В собственном доме, да хоть  10 видеокамер поставь. Другое дело если пригласить домой подругу, скрытно снять любовные страсти и потом разместить в сети или шантажировать ее обещая показать снимки мужу  :Smiley:  Это будет уже другой "расклад".  :385:

----------


## Зайцев Олег

> А как насчет скрытой установки набирающих популярность IP-камер для наблюдения за моим жилищем? Скажем, поставил я эту камеру скрытно у себя дома, и осуществляю запись/наблюдение. Вот в мой дом залез грабитель, я вызвал милицию, предоставил видеозапись и формально нарушил закон и могу сесть? с формальной точки зрения так получается? интересненькая ситуация складывается...


Существуют моменты: 
- если дома камеры стоят открыто, то ничего страшного никогда не будет (т.е. видно, что в помещении есть видеокамера наблюдения - IP камеры большинство такие и есть)
- если камеры стоят скрыто, но где-то висит табличка "внимание, ведется скрытое видеонаблюдение" - то аналогично, претензии не принимаются. если этого нет, то в случае с грабителем сойдет, а в случае с няней/прислугой и т.п. - уже ущемление их прав (они должны точно знать, что за ними ведется наблюдение). Именно по этой причине в магазинах вешают такие таблички - соблюдают закон (причем нередко табличка есть, а камер нет  :Smiley:  )
- для борьбы с преступностью нужна не камера и доказательства де-факто после кражи, а вневедомственная или ЧОП (тревожная кнопка, сигнализация) ... особенно ческо тут работают крупные ЧОП-ы - они обычно материально ответственны, потому являются моментально,  и сначала всех положат под дулом автомата, а потом будут разбираться, у кого какие права и кто за что отвечает  :Smiley:

----------


## anton_dr

> а в случае с няней/прислугой и т.п. - уже ущемление их прав (они должны точно знать, что за ними ведется наблюдение)

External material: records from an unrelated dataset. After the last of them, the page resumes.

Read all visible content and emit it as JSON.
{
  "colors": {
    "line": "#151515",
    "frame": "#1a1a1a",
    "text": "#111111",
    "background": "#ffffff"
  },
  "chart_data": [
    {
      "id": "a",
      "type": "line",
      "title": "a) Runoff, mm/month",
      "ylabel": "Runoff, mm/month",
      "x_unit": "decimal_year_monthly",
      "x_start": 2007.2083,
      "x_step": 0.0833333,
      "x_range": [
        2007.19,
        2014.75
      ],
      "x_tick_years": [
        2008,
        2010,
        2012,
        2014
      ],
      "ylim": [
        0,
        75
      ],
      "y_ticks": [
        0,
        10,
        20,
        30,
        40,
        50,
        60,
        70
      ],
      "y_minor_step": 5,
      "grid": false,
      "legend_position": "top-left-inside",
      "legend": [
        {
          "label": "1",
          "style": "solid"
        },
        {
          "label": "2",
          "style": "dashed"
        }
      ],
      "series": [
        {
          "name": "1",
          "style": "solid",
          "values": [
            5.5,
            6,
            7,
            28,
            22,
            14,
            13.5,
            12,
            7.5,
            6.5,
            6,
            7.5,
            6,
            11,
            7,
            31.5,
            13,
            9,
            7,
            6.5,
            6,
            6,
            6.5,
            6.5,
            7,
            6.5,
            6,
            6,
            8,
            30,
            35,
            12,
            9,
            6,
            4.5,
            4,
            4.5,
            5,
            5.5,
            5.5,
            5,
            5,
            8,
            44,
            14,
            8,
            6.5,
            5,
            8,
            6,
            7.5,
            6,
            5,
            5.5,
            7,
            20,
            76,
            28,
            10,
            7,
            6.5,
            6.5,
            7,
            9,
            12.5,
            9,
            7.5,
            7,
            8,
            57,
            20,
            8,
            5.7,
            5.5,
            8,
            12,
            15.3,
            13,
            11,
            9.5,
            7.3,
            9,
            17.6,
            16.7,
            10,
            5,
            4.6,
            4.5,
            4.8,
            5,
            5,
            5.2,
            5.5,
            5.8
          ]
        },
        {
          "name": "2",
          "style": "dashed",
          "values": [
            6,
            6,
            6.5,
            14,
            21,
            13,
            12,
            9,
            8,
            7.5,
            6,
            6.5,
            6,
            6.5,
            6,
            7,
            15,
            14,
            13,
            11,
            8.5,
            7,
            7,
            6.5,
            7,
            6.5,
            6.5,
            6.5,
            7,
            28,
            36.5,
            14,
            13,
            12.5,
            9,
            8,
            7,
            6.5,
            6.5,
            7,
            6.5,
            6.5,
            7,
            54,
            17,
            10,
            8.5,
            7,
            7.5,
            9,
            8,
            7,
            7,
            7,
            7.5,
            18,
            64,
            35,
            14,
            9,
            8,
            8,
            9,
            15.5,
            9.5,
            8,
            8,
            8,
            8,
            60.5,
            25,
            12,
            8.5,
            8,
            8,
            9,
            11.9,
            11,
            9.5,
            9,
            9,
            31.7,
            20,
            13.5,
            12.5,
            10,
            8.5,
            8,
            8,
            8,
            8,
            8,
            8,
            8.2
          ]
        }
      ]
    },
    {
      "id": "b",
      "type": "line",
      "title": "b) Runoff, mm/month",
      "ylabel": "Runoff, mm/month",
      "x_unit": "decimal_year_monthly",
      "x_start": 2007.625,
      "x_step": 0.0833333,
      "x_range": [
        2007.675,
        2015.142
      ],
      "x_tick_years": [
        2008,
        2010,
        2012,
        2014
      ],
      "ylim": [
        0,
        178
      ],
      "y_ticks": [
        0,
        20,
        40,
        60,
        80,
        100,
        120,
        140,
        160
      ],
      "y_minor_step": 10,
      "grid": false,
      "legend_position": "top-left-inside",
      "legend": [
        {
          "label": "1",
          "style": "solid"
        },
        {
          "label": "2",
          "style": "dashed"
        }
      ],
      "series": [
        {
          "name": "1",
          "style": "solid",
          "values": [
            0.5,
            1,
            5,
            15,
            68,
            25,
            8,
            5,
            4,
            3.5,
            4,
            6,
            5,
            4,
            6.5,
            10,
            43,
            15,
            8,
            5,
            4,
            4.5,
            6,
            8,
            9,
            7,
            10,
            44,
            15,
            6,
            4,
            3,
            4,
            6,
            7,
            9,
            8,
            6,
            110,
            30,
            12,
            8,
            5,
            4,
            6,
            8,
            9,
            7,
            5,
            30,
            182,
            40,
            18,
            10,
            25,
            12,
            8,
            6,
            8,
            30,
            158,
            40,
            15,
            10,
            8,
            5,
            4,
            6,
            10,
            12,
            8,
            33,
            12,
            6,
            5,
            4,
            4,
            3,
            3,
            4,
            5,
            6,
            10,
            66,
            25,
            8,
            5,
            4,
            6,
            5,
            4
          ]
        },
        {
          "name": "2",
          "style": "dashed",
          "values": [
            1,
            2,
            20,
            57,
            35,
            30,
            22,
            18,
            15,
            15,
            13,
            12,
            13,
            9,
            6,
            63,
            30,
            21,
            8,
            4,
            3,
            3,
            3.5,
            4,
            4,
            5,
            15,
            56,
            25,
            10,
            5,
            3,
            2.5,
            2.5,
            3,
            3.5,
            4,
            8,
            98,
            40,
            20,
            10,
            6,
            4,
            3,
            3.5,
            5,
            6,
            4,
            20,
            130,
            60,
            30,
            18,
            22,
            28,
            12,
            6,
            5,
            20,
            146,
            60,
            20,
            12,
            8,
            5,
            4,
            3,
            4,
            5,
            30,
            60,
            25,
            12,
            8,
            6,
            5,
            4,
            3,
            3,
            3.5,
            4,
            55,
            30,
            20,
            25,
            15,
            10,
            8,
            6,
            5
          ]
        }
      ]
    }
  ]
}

Редко кто читает договор. В нём можно приписать одним из пунктов меленько  :Smiley:

----------


## ScratchyClaws

а если у нас в офисе внезапно повесили камеры (относительно незаметные), но никого об этом не предупредили, это получается тоже нарушение закона?  :Smiley:

----------


## Зайцев Олег

> а если у нас в офисе внезапно повесили камеры (относительно незаметные), но никого об этом не предупредили, это получается тоже нарушение закона?


Все зависит от того, где их повесили ... если в рабочих кабинетах - то в принципе нарушение. Если в коридорах, вокруг здания, на лестницах - то нормально. Но в общем то по хорошему все сотрудники должны ознакомиться и расписаться в некоем "положении о пропускном режиме", где оговорен порядок контроля за перемещением персонала

----------


## Alex_Goodwin

> Именно по этой причине в магазинах вешают такие таблички - соблюдают закон


Когда таблички нет, а вора поймали, то это кража, а когда табличка есть, то преступник заранее знает, что его видят, то это грабеж. Санкция разная + для грабежа нет минимальной суммы похищенного.

----------


## Зайцев Олег

> ... а когда табличка есть, то преступник заранее знает, что его видят, то это грабеж...


Это при условии, что в суде удастся доказать, что преступник видел табличку, причитал ее и понял суть там написанного  :Smiley:

----------


## Макcим

Ну да, мы же в России...

----------